Die Angehörigen reagierten nach der Freilassung des sogenannten Tiergarten-Mörders enttäuscht. “Nicht einmal fünf Jahre nach dem Mord” sei der von Kreml-Chef Wladimir “Putin beauftragte Mörder wieder auf freiem Fuß”, erklärten die in Deutschland lebenden Angehörigen des Mordopfers nach Angaben ihrer Anwältin Inga Schulz. Die Freilassung des in Deutschland zu lebenslanger Haft verurteilten Russen Vadim Krasikow sei “eine niederschmetternde Nachricht für uns Angehörige” gewesen”, hieß es weiter. “Einerseits sind wir froh, dass jemandes Leben gerettet wurde. Gleichzeitig sind wir sehr enttäuscht darüber, dass es in der Welt anscheinend kein Gesetz gibt, selbst in Ländern, in denen das Gesetz als oberste Instanz gilt.”

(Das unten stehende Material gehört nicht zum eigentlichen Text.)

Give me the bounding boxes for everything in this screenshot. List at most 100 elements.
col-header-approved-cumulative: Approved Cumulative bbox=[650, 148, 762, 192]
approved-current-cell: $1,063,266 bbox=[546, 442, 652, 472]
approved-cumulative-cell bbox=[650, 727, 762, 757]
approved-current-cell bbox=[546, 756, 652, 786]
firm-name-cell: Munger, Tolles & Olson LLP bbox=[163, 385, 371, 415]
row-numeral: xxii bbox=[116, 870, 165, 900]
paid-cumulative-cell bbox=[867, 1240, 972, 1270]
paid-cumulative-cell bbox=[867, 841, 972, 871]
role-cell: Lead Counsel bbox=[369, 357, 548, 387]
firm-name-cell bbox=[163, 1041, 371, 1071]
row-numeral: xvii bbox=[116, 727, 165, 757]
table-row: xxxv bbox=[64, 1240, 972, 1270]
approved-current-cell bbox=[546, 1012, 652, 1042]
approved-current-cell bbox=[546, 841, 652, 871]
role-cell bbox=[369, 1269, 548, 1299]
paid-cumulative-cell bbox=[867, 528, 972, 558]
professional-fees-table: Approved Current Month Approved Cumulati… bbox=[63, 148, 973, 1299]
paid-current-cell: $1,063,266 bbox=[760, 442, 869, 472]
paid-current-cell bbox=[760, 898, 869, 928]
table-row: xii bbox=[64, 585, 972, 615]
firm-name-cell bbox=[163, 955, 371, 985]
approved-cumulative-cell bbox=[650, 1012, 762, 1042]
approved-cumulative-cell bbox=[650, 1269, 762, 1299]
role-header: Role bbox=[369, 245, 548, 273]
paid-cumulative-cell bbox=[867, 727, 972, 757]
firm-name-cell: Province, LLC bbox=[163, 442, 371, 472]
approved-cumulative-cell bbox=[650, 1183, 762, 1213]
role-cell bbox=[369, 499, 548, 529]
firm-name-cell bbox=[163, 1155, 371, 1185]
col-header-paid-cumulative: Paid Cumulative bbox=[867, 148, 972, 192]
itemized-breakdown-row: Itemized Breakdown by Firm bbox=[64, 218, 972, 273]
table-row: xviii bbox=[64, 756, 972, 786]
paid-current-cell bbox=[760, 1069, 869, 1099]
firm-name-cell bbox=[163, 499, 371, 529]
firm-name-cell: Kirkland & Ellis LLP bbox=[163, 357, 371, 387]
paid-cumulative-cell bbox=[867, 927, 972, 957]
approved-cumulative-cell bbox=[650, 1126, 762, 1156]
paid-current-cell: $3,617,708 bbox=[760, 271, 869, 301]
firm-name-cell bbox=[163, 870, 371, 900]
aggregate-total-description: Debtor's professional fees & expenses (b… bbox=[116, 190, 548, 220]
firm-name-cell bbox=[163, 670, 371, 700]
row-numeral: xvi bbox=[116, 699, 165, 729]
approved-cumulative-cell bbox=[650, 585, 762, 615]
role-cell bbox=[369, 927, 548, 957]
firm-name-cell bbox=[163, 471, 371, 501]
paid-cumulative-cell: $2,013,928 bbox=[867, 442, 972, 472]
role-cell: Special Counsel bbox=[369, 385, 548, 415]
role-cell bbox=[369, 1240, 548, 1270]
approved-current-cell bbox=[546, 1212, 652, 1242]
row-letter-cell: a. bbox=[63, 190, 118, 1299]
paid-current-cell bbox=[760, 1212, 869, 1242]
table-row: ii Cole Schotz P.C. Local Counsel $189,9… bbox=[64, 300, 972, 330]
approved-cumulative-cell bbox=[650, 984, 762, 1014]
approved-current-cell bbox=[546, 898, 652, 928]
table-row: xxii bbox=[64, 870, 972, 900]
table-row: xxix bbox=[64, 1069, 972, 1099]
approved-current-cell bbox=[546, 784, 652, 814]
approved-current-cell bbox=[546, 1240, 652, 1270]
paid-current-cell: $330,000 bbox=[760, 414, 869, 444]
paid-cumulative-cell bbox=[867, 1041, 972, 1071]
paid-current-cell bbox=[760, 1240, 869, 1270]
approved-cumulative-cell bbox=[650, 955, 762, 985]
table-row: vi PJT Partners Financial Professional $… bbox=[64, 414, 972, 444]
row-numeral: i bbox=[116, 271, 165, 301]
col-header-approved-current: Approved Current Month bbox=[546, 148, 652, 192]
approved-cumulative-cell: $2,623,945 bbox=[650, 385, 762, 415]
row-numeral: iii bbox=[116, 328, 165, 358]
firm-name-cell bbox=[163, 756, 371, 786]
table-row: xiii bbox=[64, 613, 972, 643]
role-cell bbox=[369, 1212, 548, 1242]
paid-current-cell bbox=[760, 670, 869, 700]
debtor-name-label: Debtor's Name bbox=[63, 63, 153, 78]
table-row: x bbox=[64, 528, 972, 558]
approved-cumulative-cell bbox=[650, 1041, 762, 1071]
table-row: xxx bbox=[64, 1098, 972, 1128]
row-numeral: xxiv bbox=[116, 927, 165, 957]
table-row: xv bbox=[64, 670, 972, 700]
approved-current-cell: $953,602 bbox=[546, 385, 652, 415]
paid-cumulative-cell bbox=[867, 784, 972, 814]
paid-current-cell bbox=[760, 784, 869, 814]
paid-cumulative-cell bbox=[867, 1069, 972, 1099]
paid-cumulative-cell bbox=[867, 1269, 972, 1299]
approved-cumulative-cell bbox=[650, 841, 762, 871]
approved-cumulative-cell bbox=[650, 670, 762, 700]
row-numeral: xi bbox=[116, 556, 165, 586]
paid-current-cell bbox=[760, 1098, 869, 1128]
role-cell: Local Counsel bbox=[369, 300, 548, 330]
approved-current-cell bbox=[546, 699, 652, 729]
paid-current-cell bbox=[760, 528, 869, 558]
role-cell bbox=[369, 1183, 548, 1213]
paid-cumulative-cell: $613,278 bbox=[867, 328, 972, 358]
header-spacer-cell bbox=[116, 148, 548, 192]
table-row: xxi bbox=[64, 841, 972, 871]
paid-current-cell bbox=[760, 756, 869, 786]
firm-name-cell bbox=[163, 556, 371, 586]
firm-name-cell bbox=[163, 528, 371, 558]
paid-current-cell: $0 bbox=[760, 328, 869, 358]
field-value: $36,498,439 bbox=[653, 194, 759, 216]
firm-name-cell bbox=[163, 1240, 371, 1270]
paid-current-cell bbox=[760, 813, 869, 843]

Die Menschenrechtsorganisation Amnesty International begrüßte den Gefangenenaustausch mit Russland zwar, warnte aber vor den Folgen solcher Deals. Putin instrumentalisiere augenscheinlich Recht und Gesetz, um mit politischen Gefangenen als Faustpfand seine Interessen durchzusetzen, sagte der stellvertretende Generalsekretär von Amnesty International in Deutschland, Christian Mihr. “Daher hat der Austausch einen bitteren Beigeschmack. Ein Mörder und andere Verbrecher, die in einem fairen Prozess verurteilt wurden, kommen nun frei im Austausch für Menschen, die nur ihr Recht auf freie Meinungsäußerung wahrgenommen haben”, so Mihr. Der Gefangenenaustausch sei somit auch “ein Schritt in Richtung Ausweitung der Straflosigkeit”. “Die russische Regierung könnte sich so zu weiteren politischen Verhaftungen und Menschenrechtsverletzungen ermutigt fühlen, ohne Konsequenzen befürchten zu müssen”, hieß es weiter.
Drohung aus Russland
Und auch in Russland scheint nicht jeder vollends erfreut zu sein über den Deal – allerdings aus anderen Gründen. So äußerte sich der frühere russische Präsident Dmitri Medwedew erzürnt: “Ich würde mir natürlich wünschen, dass diese Verräter Russlands in einem Zuchthaus verrotten oder in einem Gefängnis sterben”, schrieb er auf Telegram zu der Freilassung von Kremlkritikern. “Aber es ist sinnvoller, unsere eigenen Leute herauszuholen, die für das Land, für das Vaterland, für uns alle gearbeitet haben.”
Der heutige Vize-Vorsitzende des russischen Nationalen Sicherheitsrats empfahl den “Verrätern”, sich neue Namen zuzulegen und sich “aktiv im Rahmen des Zeugenschutzprogramms zu tarnen”. Damit deutete er an, dass Moskau die freigelassenen Kremlkritiker im Ausland verfolgen könnte.